On Monday night, he said that Vince Carter should get the Magic’s final shot, despite being one-for-nine with three points.
He is a bad analyst with terrible attempts at comedy, and I can’t believe that there isn’t another person who should at least get a try.
He is so bad that Charles Barkley at halftime is a welcome thing for me—he, at least, is ignorant in a funny way.
“He had shoulder surgery on his elbow.”
Yeah…Holtz actually said this.
While no one will disagree that he was once a great coach and a terrific motivator, the man gets more and more senile every year.
Very little of what he says makes any sense in today’s era, and I would spend more time harping on this, if I could understand anything he says.
I know it is a low blow to poke fun at someone because of a lisp, but have you seen him talk on a high-definition television? His spit looks like it is coming at you as if it were a projectile.
My question is whether or not they have somebody squeegee the desk off during commercial breaks.
I don’t know if this dynamic duo was ever bearable, but it certainly hasn’t been ever since I started watching baseball.
All you need to know about Joe Buck can be learned by watching his epic fail of a talk show.
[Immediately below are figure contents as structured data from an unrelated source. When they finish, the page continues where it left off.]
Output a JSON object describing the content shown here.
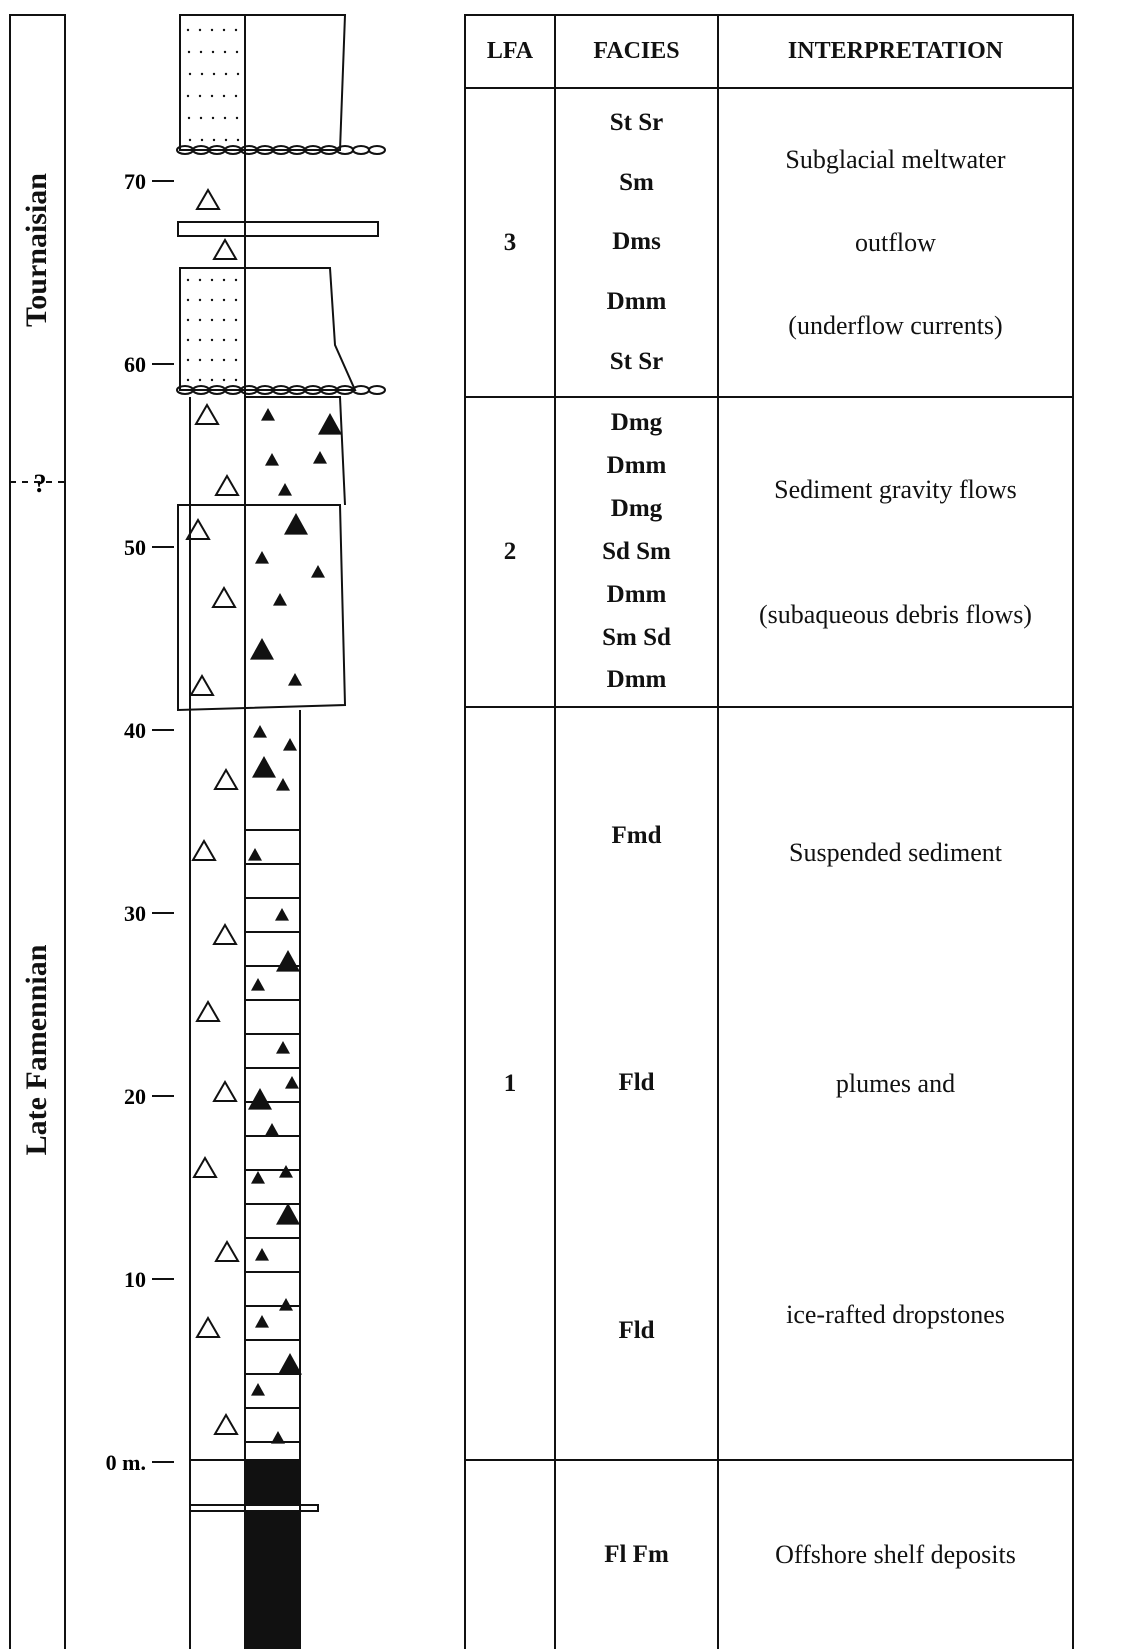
{
  "stages": [
    {
      "label": "Tournaisian"
    },
    {
      "label": "Late Famennian"
    }
  ],
  "boundary_mark": "?",
  "depth_scale": {
    "ticks": [
      {
        "value": 0,
        "label": "0 m."
      },
      10,
      20,
      30,
      40,
      50,
      60,
      70
    ]
  },
  "table": {
    "header": [
      "LFA",
      "FACIES",
      "INTERPRETATION"
    ],
    "rows": [
      {
        "lfa": "3",
        "facies": [
          "St Sr",
          "Sm",
          "Dms",
          "Dmm",
          "St Sr"
        ],
        "interpretation": [
          "Subglacial meltwater",
          "outflow",
          "(underflow currents)"
        ]
      },
      {
        "lfa": "2",
        "facies": [
          "Dmg",
          "Dmm",
          "Dmg",
          "Sd Sm",
          "Dmm",
          "Sm Sd",
          "Dmm"
        ],
        "interpretation": [
          "Sediment gravity flows",
          "(subaqueous debris flows)"
        ]
      },
      {
        "lfa": "1",
        "facies": [
          "Fmd",
          "Fld",
          "Fld"
        ],
        "interpretation": [
          "Suspended sediment",
          "plumes and",
          "ice-rafted dropstones"
        ]
      },
      {
        "facies": [
          "Fl Fm"
        ],
        "interpretation": [
          "Offshore shelf deposits"
        ]
      }
    ]
  }
}
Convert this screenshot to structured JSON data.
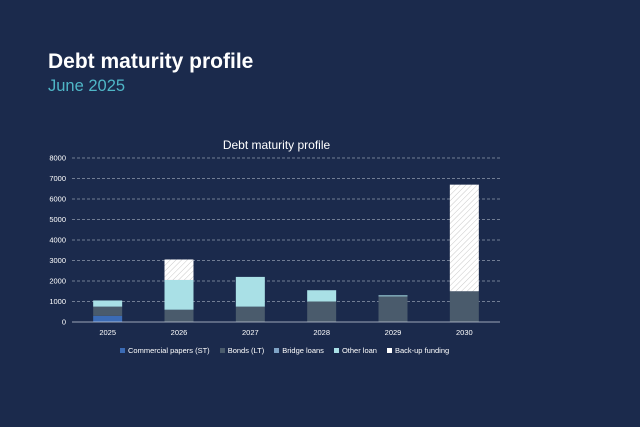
{
  "slide": {
    "title": "Debt maturity profile",
    "subtitle": "June 2025"
  },
  "chart_data": {
    "type": "bar",
    "stacked": true,
    "title": "Debt maturity profile",
    "xlabel": "",
    "ylabel": "",
    "categories": [
      "2025",
      "2026",
      "2027",
      "2028",
      "2029",
      "2030"
    ],
    "ylim": [
      0,
      8000
    ],
    "yticks": [
      0,
      1000,
      2000,
      3000,
      4000,
      5000,
      6000,
      7000,
      8000
    ],
    "grid": true,
    "legend_position": "bottom",
    "series": [
      {
        "name": "Commercial papers (ST)",
        "color": "#3b6bb5",
        "values": [
          300,
          0,
          0,
          0,
          0,
          0
        ]
      },
      {
        "name": "Bonds (LT)",
        "color": "#4a5b6c",
        "values": [
          450,
          600,
          750,
          1000,
          1250,
          1500
        ]
      },
      {
        "name": "Bridge loans",
        "color": "#7fa3c5",
        "values": [
          0,
          0,
          0,
          0,
          0,
          0
        ]
      },
      {
        "name": "Other loan",
        "color": "#a9e0e6",
        "values": [
          300,
          1450,
          1450,
          550,
          50,
          0
        ]
      },
      {
        "name": "Back-up funding",
        "color": "#ffffff",
        "pattern": "hatched",
        "values": [
          0,
          1000,
          0,
          0,
          0,
          5200
        ]
      }
    ]
  }
}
He conducts some of the worst interviews in the history of sports and infects numerous sports.
Meanwhile, McCarver has provided us with more content to make fun of him, than actual, useful information.
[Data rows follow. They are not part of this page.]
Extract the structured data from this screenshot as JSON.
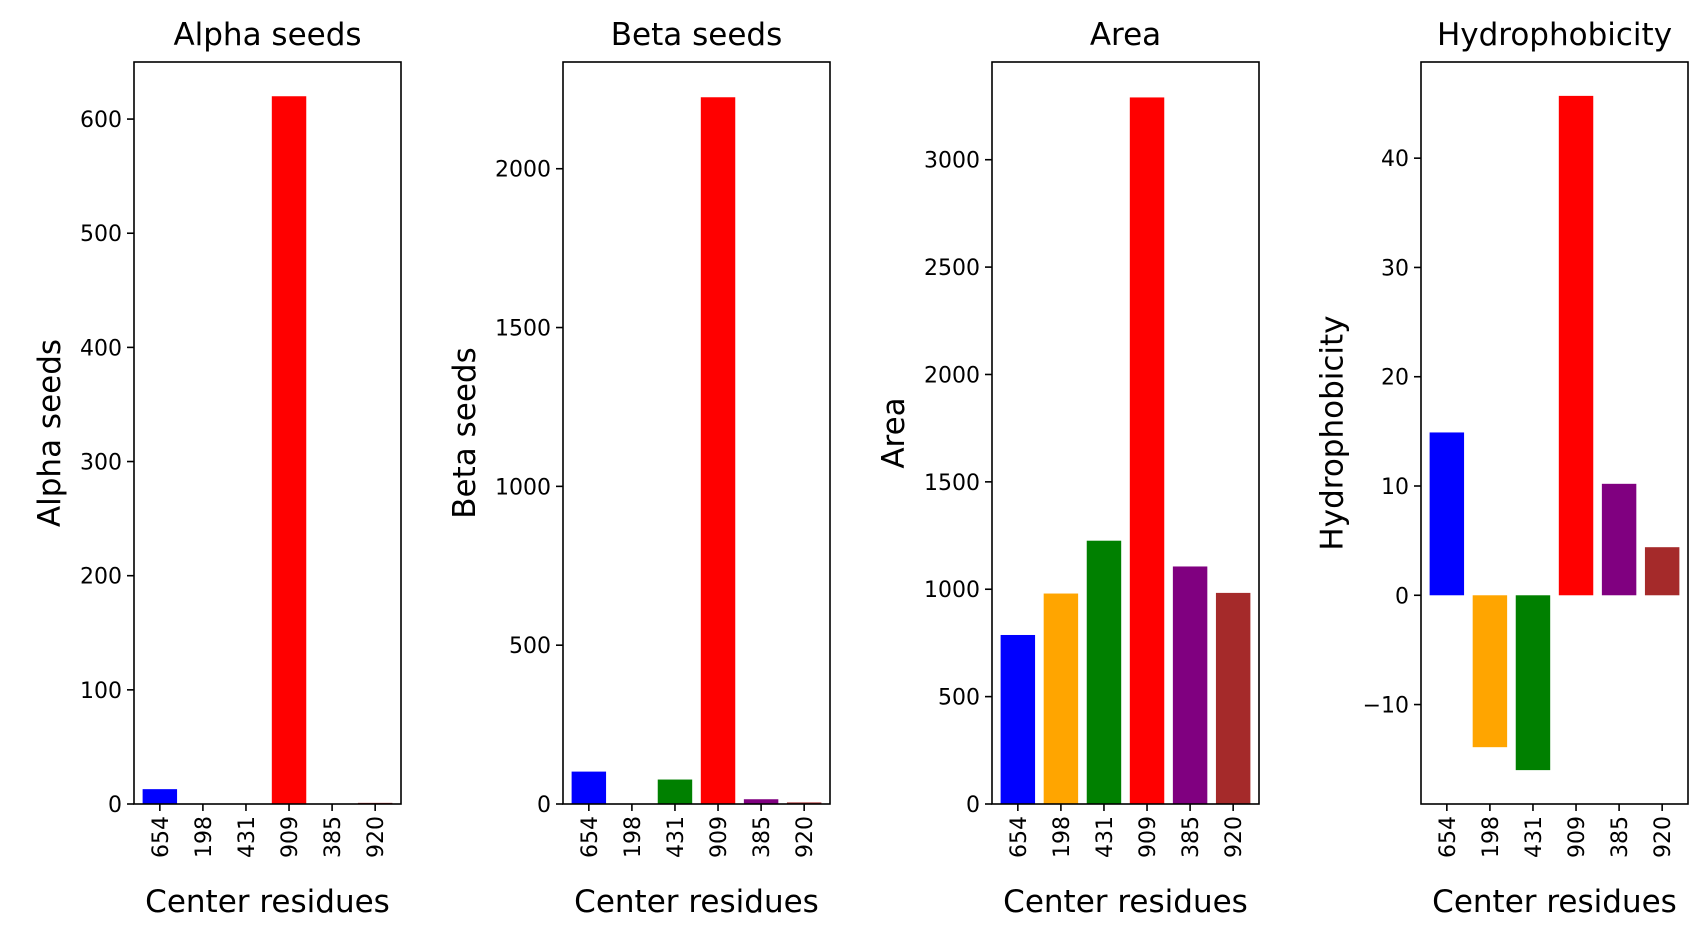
{
  "chart_data": [
    {
      "type": "bar",
      "title": "Alpha seeds",
      "xlabel": "Center residues",
      "ylabel": "Alpha seeds",
      "categories": [
        "654",
        "198",
        "431",
        "909",
        "385",
        "920"
      ],
      "values": [
        13,
        0,
        0,
        620,
        0,
        1
      ],
      "colors": [
        "#0000ff",
        "#ffa500",
        "#008000",
        "#ff0000",
        "#800080",
        "#a52a2a"
      ],
      "ylim": [
        0,
        650
      ],
      "yticks": [
        0,
        100,
        200,
        300,
        400,
        500,
        600
      ],
      "ytick_labels": [
        "0",
        "100",
        "200",
        "300",
        "400",
        "500",
        "600"
      ]
    },
    {
      "type": "bar",
      "title": "Beta seeds",
      "xlabel": "Center residues",
      "ylabel": "Beta seeds",
      "categories": [
        "654",
        "198",
        "431",
        "909",
        "385",
        "920"
      ],
      "values": [
        102,
        0,
        77,
        2225,
        15,
        5
      ],
      "colors": [
        "#0000ff",
        "#ffa500",
        "#008000",
        "#ff0000",
        "#800080",
        "#a52a2a"
      ],
      "ylim": [
        0,
        2336
      ],
      "yticks": [
        0,
        500,
        1000,
        1500,
        2000
      ],
      "ytick_labels": [
        "0",
        "500",
        "1000",
        "1500",
        "2000"
      ]
    },
    {
      "type": "bar",
      "title": "Area",
      "xlabel": "Center residues",
      "ylabel": "Area",
      "categories": [
        "654",
        "198",
        "431",
        "909",
        "385",
        "920"
      ],
      "values": [
        787,
        980,
        1226,
        3290,
        1106,
        983
      ],
      "colors": [
        "#0000ff",
        "#ffa500",
        "#008000",
        "#ff0000",
        "#800080",
        "#a52a2a"
      ],
      "ylim": [
        0,
        3455
      ],
      "yticks": [
        0,
        500,
        1000,
        1500,
        2000,
        2500,
        3000
      ],
      "ytick_labels": [
        "0",
        "500",
        "1000",
        "1500",
        "2000",
        "2500",
        "3000"
      ]
    },
    {
      "type": "bar",
      "title": "Hydrophobicity",
      "xlabel": "Center residues",
      "ylabel": "Hydrophobicity",
      "categories": [
        "654",
        "198",
        "431",
        "909",
        "385",
        "920"
      ],
      "values": [
        14.9,
        -13.9,
        -16.0,
        45.7,
        10.2,
        4.4
      ],
      "colors": [
        "#0000ff",
        "#ffa500",
        "#008000",
        "#ff0000",
        "#800080",
        "#a52a2a"
      ],
      "ylim": [
        -19.1,
        48.8
      ],
      "yticks": [
        -10,
        0,
        10,
        20,
        30,
        40
      ],
      "ytick_labels": [
        "−10",
        "0",
        "10",
        "20",
        "30",
        "40"
      ]
    }
  ]
}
There is an amazing website named shutuptimmccarver.com that has hundreds of his gems.
Just to give you an example of his in-depth analysis, this is the man who once said, “On most teams, the setup man has become more valuable, on others, not so valuable.”
DICKIE VEE BAY-BEEE!
Yea, this guy is the definition of annoying.
First of all, he could not be more in love with Coach Krzyzewski, and as a Maryland and Virginia Tech fan, this repulses me. I’m going to keep my language at a PG rating here, but I’m sure you can use your imagination as to what I wanted to say.
Second of all, even if you do take stock in what he says, I don’t know how you can bear listening to him.
I honestly don’t know if I agree with anything he says, because quite frankly, his voice prevents me from trying to understand anything he says.
What was once endearing to me as a kid has become one of the most painful experiences I can endure.
If my opinion isn’t enough for you, watch Bob Knight’s face when he is forced to be on television with Dicky V. He looks like he is one word away from strangling Vitale for the entire telecast.
Bayless doesn’t just top this list, he sits at the top of my list of “most hated people in the history of the world.”
Joined by Hitler, Dickens, and the person who made men wearing skinny jeans socially acceptable, Bayless tops this list with as much separation as Uma Thurman’s eyes.
Skip is the king of the “I can yell louder than you, so I must be right,” argument technique, and what makes this worse is that I don’t think he has ever been right.
The only reason I can think of as to why ESPN keeps him is that he is the only person on earth to take the side against LeBron James.
If I could be the man who debates with Skip Bayless on “First and 10” every morning, I would start the show with every hilariously wrong exclamation Skip has ever uttered, and wouldn’t stop poking holes in his ill-constructed arguments until he cried.
It wouldn’t be about winning the discussion, it would be about destroying his ego to the point that I would never be forced to hear his voice again.